It’s surprisingly easy to clone a voice using F5-TTS: “A Fairytaler that Fakes Fluent and Faithful Speech with Flow Matching”.
Here’s a clip of me, saying:
I think Taylor Swift is the best singer. I’ve attended every one of her concerts and in fact, I’ve even proposed to her once. Don’t tell anyone.
(Which is ironic since I didn’t know who she was until this year and I still haven’t seen or heard her.)
You’ll notice that my voice is a bit monotic. That’s because I trained it on a segment of my talk that’s monotonic.
Here’s the code. You can run this on Google Colab for free.
A few things to keep in mind when preparing the audio.
- Keep the input to just under 15 seconds. That’s the optimal length
- For expressive output, use an input with a broad range of voice emotions
- When using unusual words (e.g.
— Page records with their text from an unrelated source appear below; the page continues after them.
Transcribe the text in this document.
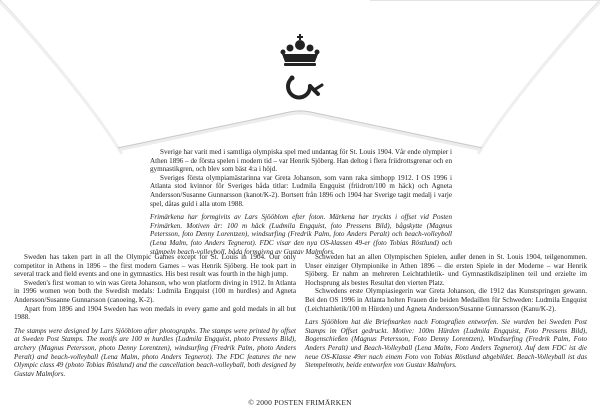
Sverige har varit med i samtliga olympiska spel med undantag för St. Louis 1904. Vår ende olympier i Athen 1896 – de första spelen i modern tid – var Henrik Sjöberg. Han deltog i flera friidrottsgrenar och en gymnastikgren, och blev som bäst 4:a i höjd.

Sveriges första olympiamästarinna var Greta Johanson, som vann raka simhopp 1912. I OS 1996 i Atlanta stod kvinnor för Sveriges båda titlar: Ludmila Engquist (friidrott/100 m häck) och Agneta Andersson/Susanne Gunnarsson (kanot/K-2). Bortsett från 1896 och 1904 har Sverige tagit medalj i varje spel, dåtas guld i alla utom 1988.

Frimärkena har formgivits av Lars Sjööblom efter foton. Märkena har tryckts i offset vid Posten Frimärken. Motiven är: 100 m häck (Ludmila Engquist, foto Pressens Bild), bågskytte (Magnus Petersson, foto Denny Lorentzen), windsurfing (Fredrik Palm, foto Anders Peralt) och beach-volleyboll (Lena Malm, foto Anders Tegnerot). FDC visar den nya OS-klassen 49-er (foto Tobias Röstlund) och stämpeln beach-volleyboll, båda formgivna av Gustav Malmfors.

Sweden has taken part in all the Olympic Games except for St. Louis in 1904. Our only competitor in Athens in 1896 – the first modern Games – was Henrik Sjöberg. He took part in several track and field events and one in gymnastics. His best result was fourth in the high jump.

Sweden's first woman to win was Greta Johanson, who won platform diving in 1912. In Atlanta in 1996 women won both the Swedish medals: Ludmila Engquist (100 m hurdles) and Agneta Andersson/Susanne Gunnarsson (canoeing, K-2).

Apart from 1896 and 1904 Sweden has won medals in every game and gold medals in all but 1988.

The stamps were designed by Lars Sjööblom after photographs. The stamps were printed by offset at Sweden Post Stamps. The motifs are 100 m hurdles (Ludmila Engquist, photo Pressens Bild), archery (Magnus Petersson, photo Denny Lorentzen), windsurfing (Fredrik Palm, photo Anders Peralt) and beach-volleyball (Lena Malm, photo Anders Tegnerot). The FDC features the new Olympic class 49 (photo Tobias Röstlund) and the cancellation beach-volleyball, both designed by Gustav Malmfors.

Schweden hat an allen Olympischen Spielen, außer denen in St. Louis 1904, teilgenommen. Unser einziger Olympionike in Athen 1896 – die ersten Spiele in der Moderne – war Henrik Sjöberg. Er nahm an mehreren Leichtathletik- und Gymnastikdisziplinen teil und erzielte im Hochsprung als bestes Resultat den vierten Platz.

Schwedens erste Olympiasiegerin war Greta Johanson, die 1912 das Kunstspringen gewann. Bei den OS 1996 in Atlanta holten Frauen die beiden Medaillen für Schweden: Ludmila Engquist (Leichtathletik/100 m Hürden) und Agneta Andersson/Susanne Gunnarsson (Kanu/K-2).

Lars Sjööblom hat die Briefmarken nach Fotografien entworfen. Sie wurden bei Sweden Post Stamps im Offset gedruckt. Motive: 100m Hürden (Ludmila Engquist, Foto Pressens Bild), Bogenschießen (Magnus Petersson, Foto Denny Lorentzen), Windsurfing (Fredrik Palm, Foto Anders Peralt) und Beach-Volleyball (Lena Malm, Foto Anders Tegnerot). Auf dem FDC ist die neue OS-Klasse 49er nach einem Foto von Tobias Röstlund abgebildet. Beach-Volleyball ist das Stempelmotiv, beide entworfen von Gustav Malmfors.

© 2000 POSTEN FRIMÄRKEN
LLM), including the word in your sample helps
- Transcribe
input.txt
manually to get it right, though Whisper is fine to clone in bulk. (But then, who are you and what are you doing?) - Sometimes, each chunk of audio generated has a second of audio from the original interspersed. I don’t know why. Maybe a second of silence at the end helps
- Keep punctuation simple in the generated text. For example, avoid hyphens like “This is obvious – don’t try it.” Use “This is obvious, don’t try it.” instead.
This has a number of uses I can think of (er… ChatGPT can think of), but the ones I find most interesting are:
- Author-narrated audio books. I’m sure this is coming soon, if it’s not already there.
- Personalized IVR. Why should my IVR speak in some other robot’s voice? Let’s use mine. (This has some prank potential.)
- Annotated presentations. I’m too lazy to speak. Typing is easier. This lets me create, for example, slide decks with my voice, but with editing made super-easy. I just change the text and the audio changes.